Il est maintenant certain que l’actuel parlement nous réserve plusieurs « bonnes » surprises tout au long de ce quinquennat qui vient à peine de commencer. Après les débats autour de la Loi de Finances 2020, nous voilà avec une nouvelle initiative législative lancée par l’Union Populaire Républicaine et qui vise la révocation de l’indépendance de la BCT !
Selon ce parti, c’est cette indépendance qui pousse l’Etat à s’endetter auprès des banques plutôt que la BCT au moment où ces établissements dépendent de son refinancement. Le parti a mis sous le feu des critiques la politique monétaire de la BCT, essentiellement la hausse du taux directeur, et qui va à l’encontre de la politique économique du gouvernement.
De quoi parle-t-on?
Ce que certains n’arrivent pas à comprendre, c’est que la politique économique d’un gouvernement peut conduire à la faillite proprement dite. L’indépendance signifie que l’exécutif et les parlementaires n’ont pas le droit d’interférer dans les décisions de la Banque des banques. Généralement, les régulateurs veillent aux grands équilibres macroéconomiques alors qu’un gouvernement serait prêt à les sacrifier avant une échéance électorale.
L’essence de l’indépendance se trouve dans la volonté de contrôler l’inflation. Et c’est effectivement le cas en Tunisie. La politique monétaire suivie a permis de décélérer la hausse des prix ce qui donnera du sens aux prochaines augmentations salariales. Si le taux directeur n’a pas été révisé à la hausse en février 2019, on serait avec une inflation minimale à 8%. Nous restons toujours avec une inflation sous-jacente rigide, mais elle est largement due à l’inaction du gouvernement dans plusieurs champs de bataille.

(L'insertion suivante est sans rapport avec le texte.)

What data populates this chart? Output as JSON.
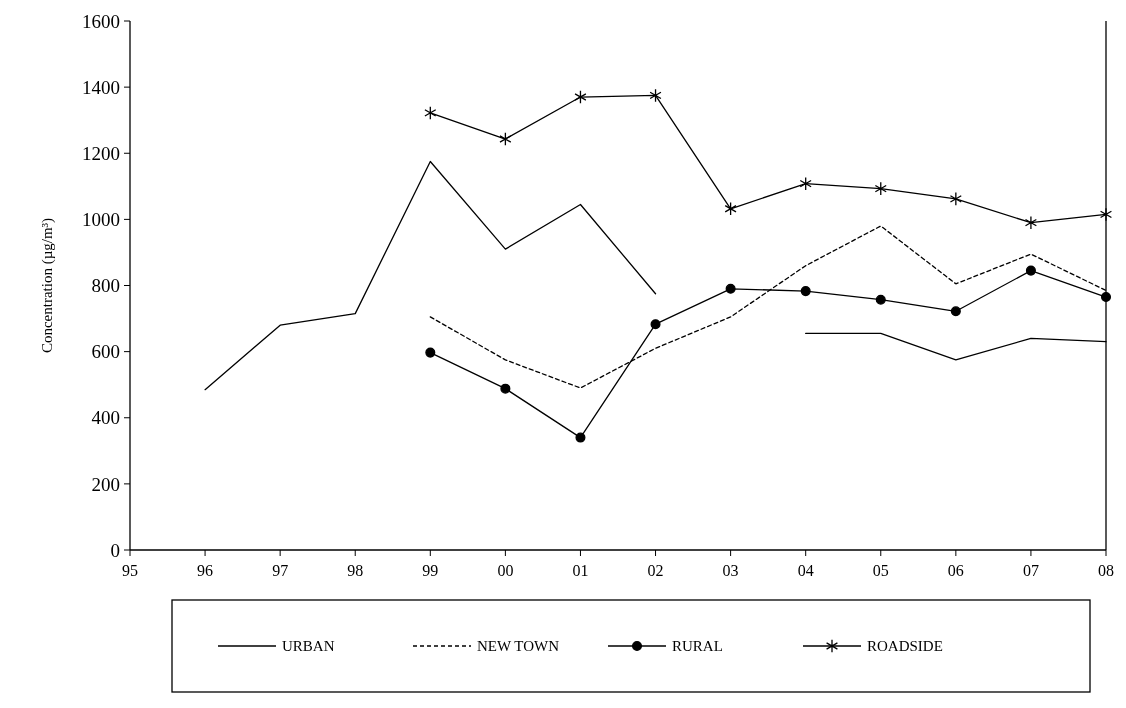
{
  "chart_data": {
    "type": "line",
    "ylabel": "Concentration (µg/m³)",
    "categories": [
      "95",
      "96",
      "97",
      "98",
      "99",
      "00",
      "01",
      "02",
      "03",
      "04",
      "05",
      "06",
      "07",
      "08"
    ],
    "ylim": [
      0,
      1600
    ],
    "yticks": [
      0,
      200,
      400,
      600,
      800,
      1000,
      1200,
      1400,
      1600
    ],
    "grid": false,
    "legend": "bottom",
    "series": [
      {
        "name": "URBAN",
        "color": "#000000",
        "marker": "none",
        "line_style": "solid",
        "values": [
          null,
          485,
          680,
          715,
          1175,
          910,
          1045,
          775,
          null,
          655,
          655,
          575,
          640,
          630
        ]
      },
      {
        "name": "NEW TOWN",
        "color": "#000000",
        "marker": "none",
        "line_style": "dashed",
        "values": [
          null,
          null,
          null,
          null,
          705,
          575,
          490,
          610,
          705,
          860,
          980,
          805,
          895,
          785
        ]
      },
      {
        "name": "RURAL",
        "color": "#000000",
        "marker": "circle",
        "line_style": "solid",
        "values": [
          null,
          null,
          null,
          null,
          597,
          488,
          340,
          683,
          790,
          783,
          757,
          722,
          845,
          765
        ]
      },
      {
        "name": "ROADSIDE",
        "color": "#000000",
        "marker": "cross",
        "line_style": "solid",
        "values": [
          null,
          null,
          null,
          null,
          1322,
          1243,
          1370,
          1375,
          1032,
          1108,
          1093,
          1062,
          990,
          1015
        ]
      }
    ]
  }
}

Une indépendance remise en question
Ce que dérange l’UPR, et derrière une large partie de la classe politique, c’est que l’indépendance de la BCT lui donne la possibilité de se limiter à des interventions de second rang, à travers les taux d’intérêt par exemple, alors qu’il serait plus judicieux d’intervenir directement. Ce genre de politique crée des problèmes dans la répartition des fonds et impacte la politique d’octroi de crédits.
En partie, cela est vrai. La hausse des taux a privé les investisseurs de financements bancaires et une bonne partie des ressources disponibles se sont réfugiées dans les produits monétaires. Cela explique d’ailleurs la décision de la BCT de limiter le refinancement des achats de BTA à 40% seulement.
Mais en même temps, si la BCT a joué la carte de la création monétaire, en faisant appel à la planche à billets pour financer le trou budgétaire de l’Etat, quelle serait la taille de la masse monétaire aujourd’hui? Comment lutter contre l’inflation qui aurait dû en résulter?
Pour éviter ce scénario, la création monétaire est orchestrée à travers les banques commerciales (politique de crédits) ainsi que le financement du déficit public par l’émission de BTA.
Imposer un ratio Crédits/Dépôts de 120% visait un contrôle plus strict du mécanisme de création monétaire, car l’économie est toujours en panne. Toute nouvelle monnaie va directement se convertir en une hausse des prix.
Un problème de finalité
Certes, la politique monétaire actuelle de la BCT n’est pas parfaite. D’ailleurs, il n’existe pas de politique économique capable de résoudre tous les problèmes. Mais ce qui est sûr, c’est qu’elle a permis d’éviter le pire.
Ce qui inquiète est le fonds de ce débat. L’objectif de certains politiciens n’est pas une collaboration étroite entre le gouvernement et la BCT pour mieux affronter les problèmes. La finalité est plutôt rendre le régulateur un simple outil entre la main de l’exécutif et des parlementaires, et la différence entre les deux situations est claire. Le bon sens fait qu’un gouvernement ne peut que défendre les équilibres macroéconomiques car ils sont le garant de la continuité de l’Etat.
Avec de telles initiatives, il ne faut plus se demander pourquoi le FMI et les autres bailleurs de fonds semblent durcir le ton.
Bienvenue au quinquennat de la souffrance!